Русская служба и другие истории (Сборник) - Зиник Зиновий Ефимович (читать книги без .TXT) 📗
И так был обиден этот вопрос, что всю последующую жизнь Наратор пытался смыть с себя это пятно позора на бедре, перепробовал все — от пемзы до серной кислоты, но чайка все так же неизгладимо парила над девятым валом, неподвластная никакой химической отраве. Он даже на пляж всю жизнь стыдился появляться, и на Западе, при жаркой погоде, с завистью глядел на щеголявших в шортах пижонов. «Какая большая родинка», — охнула Вал, отведя стыдливую руку Наратора и водя по татуировке пальцем.
«Говорят, в Лондоне есть такие конторы, где можно ложки посеребрить, — сказал Наратор. — Чтобы стальные ложки выглядели как серебряные».
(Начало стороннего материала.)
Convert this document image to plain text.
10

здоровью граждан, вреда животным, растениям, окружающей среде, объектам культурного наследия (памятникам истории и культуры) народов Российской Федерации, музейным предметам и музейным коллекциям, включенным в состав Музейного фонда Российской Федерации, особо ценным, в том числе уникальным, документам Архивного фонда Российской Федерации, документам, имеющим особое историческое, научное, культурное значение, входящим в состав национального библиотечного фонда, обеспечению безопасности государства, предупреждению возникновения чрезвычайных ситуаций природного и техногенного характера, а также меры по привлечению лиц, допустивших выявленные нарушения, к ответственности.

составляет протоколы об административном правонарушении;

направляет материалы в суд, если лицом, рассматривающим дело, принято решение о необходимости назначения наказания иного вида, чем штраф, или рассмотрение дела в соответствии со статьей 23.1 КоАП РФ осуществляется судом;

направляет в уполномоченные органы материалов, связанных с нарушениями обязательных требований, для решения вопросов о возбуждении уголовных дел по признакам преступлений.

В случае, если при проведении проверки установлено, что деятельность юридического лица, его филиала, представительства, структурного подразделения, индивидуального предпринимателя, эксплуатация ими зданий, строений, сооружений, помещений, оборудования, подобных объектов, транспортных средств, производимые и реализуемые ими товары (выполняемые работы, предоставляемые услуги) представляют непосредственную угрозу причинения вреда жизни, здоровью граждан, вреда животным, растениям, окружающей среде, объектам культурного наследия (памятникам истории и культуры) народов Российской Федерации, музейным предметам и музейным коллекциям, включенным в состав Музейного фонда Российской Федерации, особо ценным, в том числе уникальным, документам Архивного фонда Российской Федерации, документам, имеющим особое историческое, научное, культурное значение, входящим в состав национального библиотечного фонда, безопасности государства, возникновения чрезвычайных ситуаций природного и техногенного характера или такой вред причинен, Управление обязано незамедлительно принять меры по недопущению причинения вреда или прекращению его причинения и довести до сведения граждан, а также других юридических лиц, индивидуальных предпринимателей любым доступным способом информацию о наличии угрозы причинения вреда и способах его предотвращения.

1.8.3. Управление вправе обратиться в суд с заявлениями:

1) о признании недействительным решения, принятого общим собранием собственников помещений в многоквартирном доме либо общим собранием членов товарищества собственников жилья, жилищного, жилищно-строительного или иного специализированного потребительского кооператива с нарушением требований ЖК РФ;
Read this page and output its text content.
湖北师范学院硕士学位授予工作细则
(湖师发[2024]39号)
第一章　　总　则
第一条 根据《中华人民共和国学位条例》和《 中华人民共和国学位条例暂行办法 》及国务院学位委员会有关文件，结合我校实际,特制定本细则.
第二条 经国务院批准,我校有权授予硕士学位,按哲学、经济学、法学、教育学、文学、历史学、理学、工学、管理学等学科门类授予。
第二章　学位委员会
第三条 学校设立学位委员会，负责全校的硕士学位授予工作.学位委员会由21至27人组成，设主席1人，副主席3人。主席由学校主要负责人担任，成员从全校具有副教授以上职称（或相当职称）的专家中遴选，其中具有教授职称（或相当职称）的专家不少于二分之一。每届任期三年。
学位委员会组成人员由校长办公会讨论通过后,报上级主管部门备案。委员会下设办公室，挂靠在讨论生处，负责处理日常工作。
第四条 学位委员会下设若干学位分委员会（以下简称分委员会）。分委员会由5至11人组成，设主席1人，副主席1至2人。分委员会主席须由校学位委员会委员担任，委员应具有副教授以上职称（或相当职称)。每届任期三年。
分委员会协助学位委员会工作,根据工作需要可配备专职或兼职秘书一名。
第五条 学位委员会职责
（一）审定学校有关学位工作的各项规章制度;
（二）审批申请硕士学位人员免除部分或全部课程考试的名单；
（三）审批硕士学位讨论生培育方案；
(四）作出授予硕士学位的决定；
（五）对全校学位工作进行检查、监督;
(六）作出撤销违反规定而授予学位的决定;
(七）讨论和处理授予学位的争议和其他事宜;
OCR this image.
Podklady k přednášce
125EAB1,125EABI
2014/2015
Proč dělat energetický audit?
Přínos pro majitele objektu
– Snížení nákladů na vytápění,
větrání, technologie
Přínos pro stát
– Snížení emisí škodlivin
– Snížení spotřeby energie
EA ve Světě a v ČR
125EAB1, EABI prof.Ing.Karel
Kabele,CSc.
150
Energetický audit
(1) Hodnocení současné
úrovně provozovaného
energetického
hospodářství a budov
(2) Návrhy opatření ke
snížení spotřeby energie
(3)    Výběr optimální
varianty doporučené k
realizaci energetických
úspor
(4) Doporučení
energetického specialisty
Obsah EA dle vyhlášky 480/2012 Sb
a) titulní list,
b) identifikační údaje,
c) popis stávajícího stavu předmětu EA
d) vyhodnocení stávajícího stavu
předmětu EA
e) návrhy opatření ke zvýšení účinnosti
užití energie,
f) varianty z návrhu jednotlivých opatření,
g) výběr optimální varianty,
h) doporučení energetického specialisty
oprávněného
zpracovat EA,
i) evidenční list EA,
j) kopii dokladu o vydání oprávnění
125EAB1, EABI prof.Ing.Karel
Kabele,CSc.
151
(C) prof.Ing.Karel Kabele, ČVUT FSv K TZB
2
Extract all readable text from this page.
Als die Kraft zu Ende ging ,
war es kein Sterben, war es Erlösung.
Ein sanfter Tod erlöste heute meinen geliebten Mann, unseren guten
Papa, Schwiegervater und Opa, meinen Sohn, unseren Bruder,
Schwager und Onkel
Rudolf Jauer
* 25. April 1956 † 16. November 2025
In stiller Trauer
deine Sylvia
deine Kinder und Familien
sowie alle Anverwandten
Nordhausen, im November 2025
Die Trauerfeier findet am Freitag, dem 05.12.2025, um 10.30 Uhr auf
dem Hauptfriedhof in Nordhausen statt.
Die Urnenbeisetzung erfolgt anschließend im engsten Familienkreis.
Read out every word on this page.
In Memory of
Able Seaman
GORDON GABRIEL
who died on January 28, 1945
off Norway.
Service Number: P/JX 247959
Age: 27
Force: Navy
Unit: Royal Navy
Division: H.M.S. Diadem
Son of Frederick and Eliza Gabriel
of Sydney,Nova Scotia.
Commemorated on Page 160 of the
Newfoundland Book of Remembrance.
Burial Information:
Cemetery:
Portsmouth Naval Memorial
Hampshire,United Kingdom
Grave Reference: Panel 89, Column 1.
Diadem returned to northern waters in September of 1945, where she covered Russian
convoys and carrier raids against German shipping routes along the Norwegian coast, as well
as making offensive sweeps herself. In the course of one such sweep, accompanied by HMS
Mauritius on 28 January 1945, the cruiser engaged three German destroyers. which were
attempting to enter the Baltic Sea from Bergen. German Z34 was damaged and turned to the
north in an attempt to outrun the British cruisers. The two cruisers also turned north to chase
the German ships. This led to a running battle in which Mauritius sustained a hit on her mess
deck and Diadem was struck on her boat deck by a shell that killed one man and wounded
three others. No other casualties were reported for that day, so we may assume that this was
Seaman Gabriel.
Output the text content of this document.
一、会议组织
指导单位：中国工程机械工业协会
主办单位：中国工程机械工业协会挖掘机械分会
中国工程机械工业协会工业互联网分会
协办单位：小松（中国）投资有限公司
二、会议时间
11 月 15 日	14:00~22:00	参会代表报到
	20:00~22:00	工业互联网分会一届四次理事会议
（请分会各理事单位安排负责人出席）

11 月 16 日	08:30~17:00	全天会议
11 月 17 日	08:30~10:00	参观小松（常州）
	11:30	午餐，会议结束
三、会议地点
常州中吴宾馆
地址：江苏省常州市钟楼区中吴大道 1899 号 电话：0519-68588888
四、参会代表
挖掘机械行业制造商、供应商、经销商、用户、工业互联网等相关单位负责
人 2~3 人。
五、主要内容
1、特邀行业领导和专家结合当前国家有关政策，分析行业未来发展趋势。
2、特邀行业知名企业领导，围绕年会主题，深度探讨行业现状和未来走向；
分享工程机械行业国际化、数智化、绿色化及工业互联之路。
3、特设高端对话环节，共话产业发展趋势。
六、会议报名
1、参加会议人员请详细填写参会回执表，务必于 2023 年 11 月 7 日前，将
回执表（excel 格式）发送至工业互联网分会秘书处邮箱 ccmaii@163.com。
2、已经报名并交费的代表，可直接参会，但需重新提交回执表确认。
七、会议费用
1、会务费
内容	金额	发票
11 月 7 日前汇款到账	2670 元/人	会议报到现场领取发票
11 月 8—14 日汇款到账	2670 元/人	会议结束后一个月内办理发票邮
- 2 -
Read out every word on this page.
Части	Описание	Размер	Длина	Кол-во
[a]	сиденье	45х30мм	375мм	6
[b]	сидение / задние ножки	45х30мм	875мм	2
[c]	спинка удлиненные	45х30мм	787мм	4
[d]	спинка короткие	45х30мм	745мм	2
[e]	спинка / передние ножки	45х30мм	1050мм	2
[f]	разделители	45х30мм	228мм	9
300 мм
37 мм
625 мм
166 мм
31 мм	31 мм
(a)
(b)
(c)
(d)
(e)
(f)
«Ложки? Стальные? Зачем их серебрить? Это мещанство», — сказала Вал по-русски, потому что по-английски слова «мещанство» не существует.
«Да я не про ложки, — сказал Наратор. — Я от сослуживцев слыхал, что можно в Лондоне ложки посеребрить. И вот я думаю: если ложки можно посеребрить, может, есть и такая контора, где эту татуировку свести могут? Или, на крайний случай, могут раскрасить эту боржомную наклейку по современной моде, чтобы можно было в жаркую погоду на Западе в шортах ходить или ездить в сезон к берегу моря».
Но Вал сказала, что выводить татуировку такое же мещанство, как и серебрить ложки. Ей татуировка Наратора напоминает о волнующей эпохе 60-х, «свингующем Лондоне», когда она общалась не с диссидентами, а с хиппи, они тоже ходили все наколотые. Тогда было весело, а люмпен-пролетариат сидел и не чирикал, хотя все говорили и пели о том, как станет всем, кто был ничем. И курили марихуану, говоря о Марии Ивановне. России. «Эта татуировка как родинка. Как печать родины. Печать России. Советское — значит отличное, — сказала она и, сняв с головы Наратора бескозырку, взгромоздила ее на свою копну кудряшек. — Ты так похож на русского», — сказала Вал.
«Я русский», — сказал Наратор.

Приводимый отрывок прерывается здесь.